Well, that is to say: if you personalise your new discount card, making it into a personal discount card, you’ll get three times the benefits, the advertisements say. Three times what benefits, exactly?
“Personal offers like exclusive deals, thank-you gifts, sales and information”, the website tells us. And welcome gift vouchers.
But why do you get three times the benefits if you have a personalised discount card?
Hyperintelligent Jan Hommen, new chairman of the supervisory board of Ahold (owners of Albert Heijn), was asked this question Thursday last week at a students’ meeting. He was still reading up, he said.

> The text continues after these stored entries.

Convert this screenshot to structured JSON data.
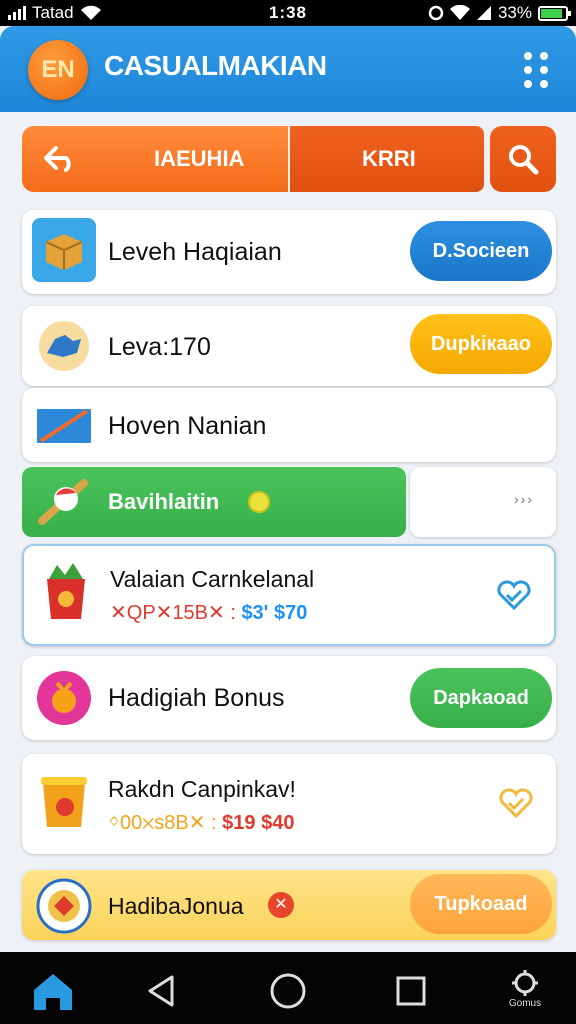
{
  "status_bar": {
    "carrier": "Tatad",
    "time": "1:38",
    "battery": "33%"
  },
  "app_bar": {
    "logo_text": "EN",
    "title": "CASUALMAKIAN"
  },
  "tabs": {
    "primary_label": "IAEUHIA",
    "secondary_label": "KRRI"
  },
  "list": [
    {
      "title": "Leveh Haqiaian",
      "button": "D.Socieen"
    },
    {
      "title": "Leva:170",
      "button": "Dupkiкaao"
    },
    {
      "title": "Hoven Nanian"
    },
    {
      "title": "Bavihlaitin",
      "arrow_label": "›››"
    },
    {
      "title": "Valaian Carnkelanal",
      "price_a": "✕QP✕15B✕ :",
      "price_b": "$3' $70"
    },
    {
      "title": "Hadigiah Bonus",
      "button": "Dapkaoad"
    },
    {
      "title": "Rakdn Canpinkav!",
      "price_a": "ᛜ00✕s8B✕ :",
      "price_b": "$19 $40"
    },
    {
      "title": "HadibaJonua",
      "button": "Tupkoaad"
    }
  ],
  "nav": {
    "settings_label": "Gomus"
  },
  "colors": {
    "primary_blue": "#1e86d8",
    "accent_orange": "#f46c1a",
    "green": "#37b04a",
    "yellow": "#f7b500",
    "price_red": "#e0392e",
    "price_blue": "#1e90ff"
  }
}
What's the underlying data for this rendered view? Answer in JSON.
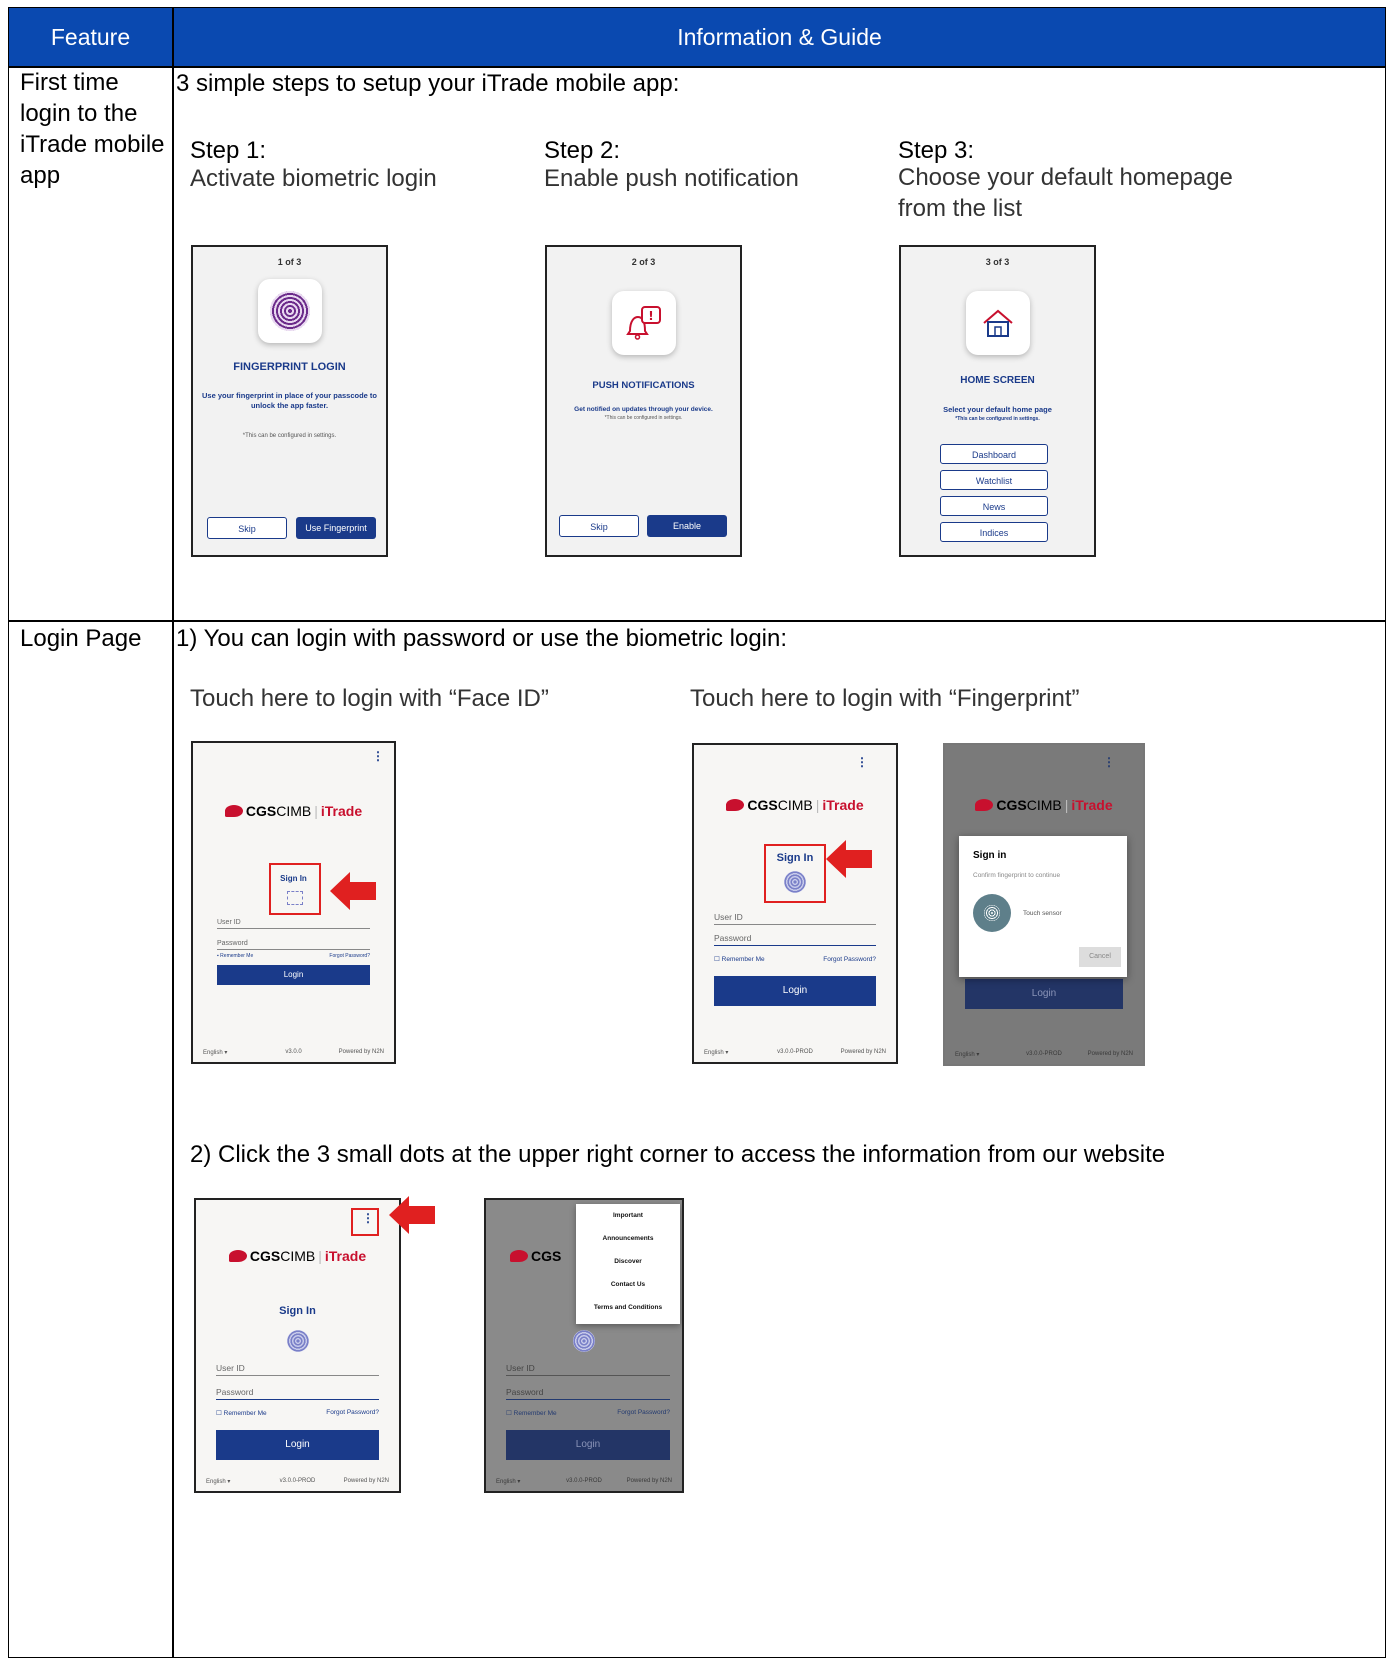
{
  "header": {
    "feature_label": "Feature",
    "info_label": "Information & Guide"
  },
  "row1": {
    "feature": "First time login to the iTrade mobile app",
    "intro": "3 simple steps to setup your iTrade mobile app:",
    "steps": [
      {
        "title": "Step 1:",
        "desc": "Activate biometric login"
      },
      {
        "title": "Step 2:",
        "desc": "Enable push notification"
      },
      {
        "title": "Step 3:",
        "desc": "Choose your default homepage from the list"
      }
    ],
    "screens": [
      {
        "counter": "1 of 3",
        "title": "FINGERPRINT LOGIN",
        "desc": "Use your fingerprint in place of your passcode to unlock the app faster.",
        "note": "*This can be configured in settings.",
        "btn_left": "Skip",
        "btn_right": "Use Fingerprint"
      },
      {
        "counter": "2 of 3",
        "title": "PUSH NOTIFICATIONS",
        "desc": "Get notified on updates through your device.",
        "note": "*This can be configured in settings.",
        "btn_left": "Skip",
        "btn_right": "Enable"
      },
      {
        "counter": "3 of 3",
        "title": "HOME SCREEN",
        "desc": "Select your default home page",
        "note": "*This can be configured in settings.",
        "options": [
          "Dashboard",
          "Watchlist",
          "News",
          "Indices"
        ]
      }
    ]
  },
  "row2": {
    "feature": "Login Page",
    "point1": "1)  You can login with password or use the biometric login:",
    "faceid_caption": "Touch here to login with “Face ID”",
    "fingerprint_caption": "Touch here to login with “Fingerprint”",
    "point2": "2)  Click the 3 small dots at the upper right corner to access the information from our website",
    "login_screen": {
      "logo_cgs": "CGS",
      "logo_cimb": "CIMB",
      "logo_sep": "|",
      "logo_itrade": "iTrade",
      "sign_in": "Sign In",
      "user_id": "User ID",
      "password": "Password",
      "remember": "Remember Me",
      "forgot": "Forgot Password?",
      "login": "Login",
      "lang": "English",
      "version_a": "v3.0.0",
      "version_b": "v3.0.0-PROD",
      "powered": "Powered by N2N"
    },
    "fp_dialog": {
      "title": "Sign in",
      "subtitle": "Confirm fingerprint to continue",
      "sensor": "Touch sensor",
      "cancel": "Cancel"
    },
    "menu": [
      "Important",
      "Announcements",
      "Discover",
      "Contact Us",
      "Terms and Conditions"
    ]
  },
  "colors": {
    "header_bg": "#0a49b0",
    "brand_navy": "#1a3a8a",
    "brand_red": "#c8102e",
    "callout_red": "#e02020"
  }
}
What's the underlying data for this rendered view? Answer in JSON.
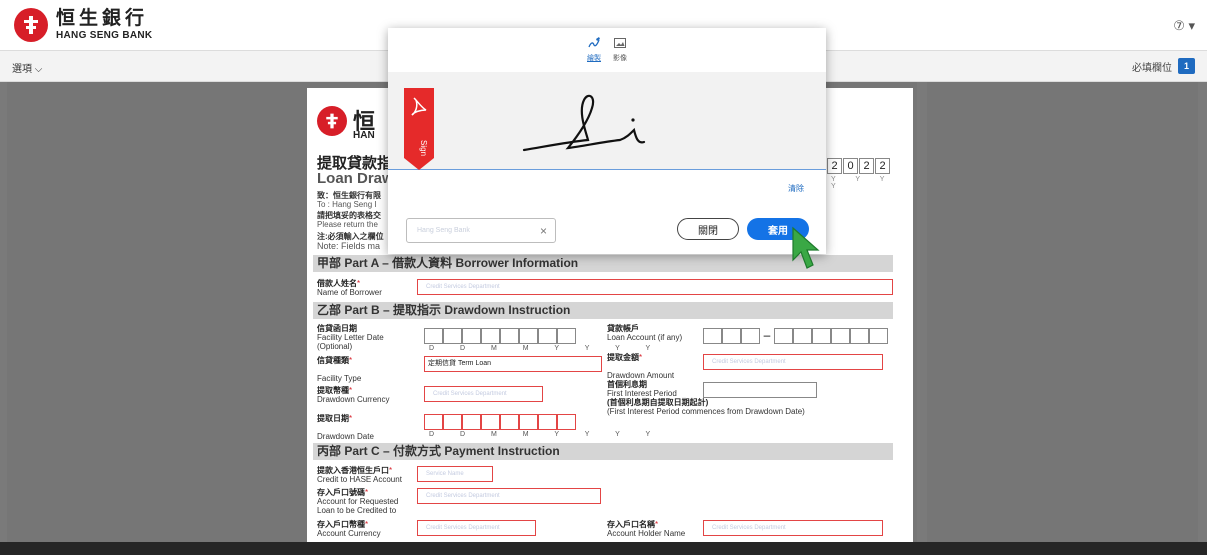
{
  "header": {
    "brand_zh": "恒生銀行",
    "brand_en": "HANG SENG BANK",
    "help": "⑦ ▾"
  },
  "subbar": {
    "options": "選項 ⌵",
    "required_label": "必填欄位",
    "required_count": "1"
  },
  "document": {
    "logo_char": "恒",
    "logo_zh": "恒",
    "logo_en": "HAN",
    "title_zh": "提取貸款指",
    "title_en": "Loan Draw",
    "to_zh": "致：恒生銀行有限",
    "to_en": "To : Hang Seng I",
    "return_zh": "請把填妥的表格交",
    "return_en": "Please return the",
    "note_zh": "注:必須輸入之欄位",
    "note_en": "Note: Fields ma",
    "year_digits": [
      "2",
      "0",
      "2",
      "2"
    ],
    "year_label": "Y Y Y Y",
    "part_a": "甲部 Part A – 借款人資料 Borrower Information",
    "borrower_zh": "借款人姓名",
    "borrower_en": "Name of Borrower",
    "borrower_value": "Credit Services Department",
    "part_b": "乙部 Part B – 提取指示 Drawdown Instruction",
    "facility_date_zh": "信貸函日期",
    "facility_date_en": "Facility Letter Date",
    "facility_date_opt": "(Optional)",
    "date_label": "D D M M Y Y Y Y",
    "facility_type_zh": "信貸種類",
    "facility_type_en": "Facility Type",
    "facility_type_value": "定期信貸 Term Loan",
    "currency_zh": "提取幣種",
    "currency_en": "Drawdown Currency",
    "currency_value": "Credit Services Department",
    "drawdown_date_zh": "提取日期",
    "drawdown_date_en": "Drawdown Date",
    "loan_acct_zh": "貸款帳戶",
    "loan_acct_en": "Loan Account (if any)",
    "amount_zh": "提取金額",
    "amount_en": "Drawdown Amount",
    "amount_value": "Credit Services Department",
    "interest_zh": "首個利息期",
    "interest_en": "First Interest Period",
    "interest_note_zh": "(首個利息期自提取日期起計)",
    "interest_note_en": "(First Interest Period commences from Drawdown Date)",
    "part_c": "丙部 Part C – 付款方式 Payment Instruction",
    "credit_zh": "提款入香港恒生戶口",
    "credit_en": "Credit to HASE Account",
    "credit_value": "Service Name",
    "acct_no_zh": "存入戶口號碼",
    "acct_no_en1": "Account for Requested",
    "acct_no_en2": "Loan to be Credited to",
    "acct_no_value": "Credit Services Department",
    "acct_ccy_zh": "存入戶口幣種",
    "acct_ccy_en": "Account Currency",
    "acct_ccy_value": "Credit Services Department",
    "holder_zh": "存入戶口名稱",
    "holder_en": "Account Holder Name",
    "holder_value": "Credit Services Department",
    "req_mark": "*",
    "dash": "–"
  },
  "modal": {
    "tab_draw": "繪製",
    "tab_image": "影像",
    "flag_text": "Sign",
    "clear": "清除",
    "name_value": "Hang Seng Bank",
    "close": "關閉",
    "apply": "套用"
  },
  "colors": {
    "brand_red": "#d71e28",
    "accent_blue": "#1473e6",
    "cursor_green": "#3aa845"
  },
  "icons": [
    "draw-icon",
    "image-icon",
    "acrobat-icon",
    "close-x-icon",
    "help-icon",
    "cursor-arrow-icon"
  ]
}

And it’s a difficult subject, privacy and data processing. Collecting and interpreting personal information and shopping behaviour. And then showing customers tailored advertisements, and sending them special offers that suit their lives. And their budgets. And their education. To get the money pouring into the bank account of Ahold NV. Surely as a banker, Jan ought to understand that.
That’s why I invite Jan Hommen and his entire supervisory board to join me and have a look together at Tesco, the major British equivalent to our Albert Heijn. Tesco has had a new, personalised discount card for years now, and earlier this week they announced they’d be taking things one step further still, possibly making their discount cards unnecessary in the future: there will be cameras scanning customers’ faces, to determine whether it’s a man or a woman checking out their groceries, and roughly what their age should be. Why? So that they can show their customers tailored advertisements, and gather data about their customer base.
And so, Albert Heijn and their personal discount card are one step behind again. But that’s a good thing, in this case. Compared to a facial recognition scanner, I’d rather have the new personal discount card. At least I can choose not to use it.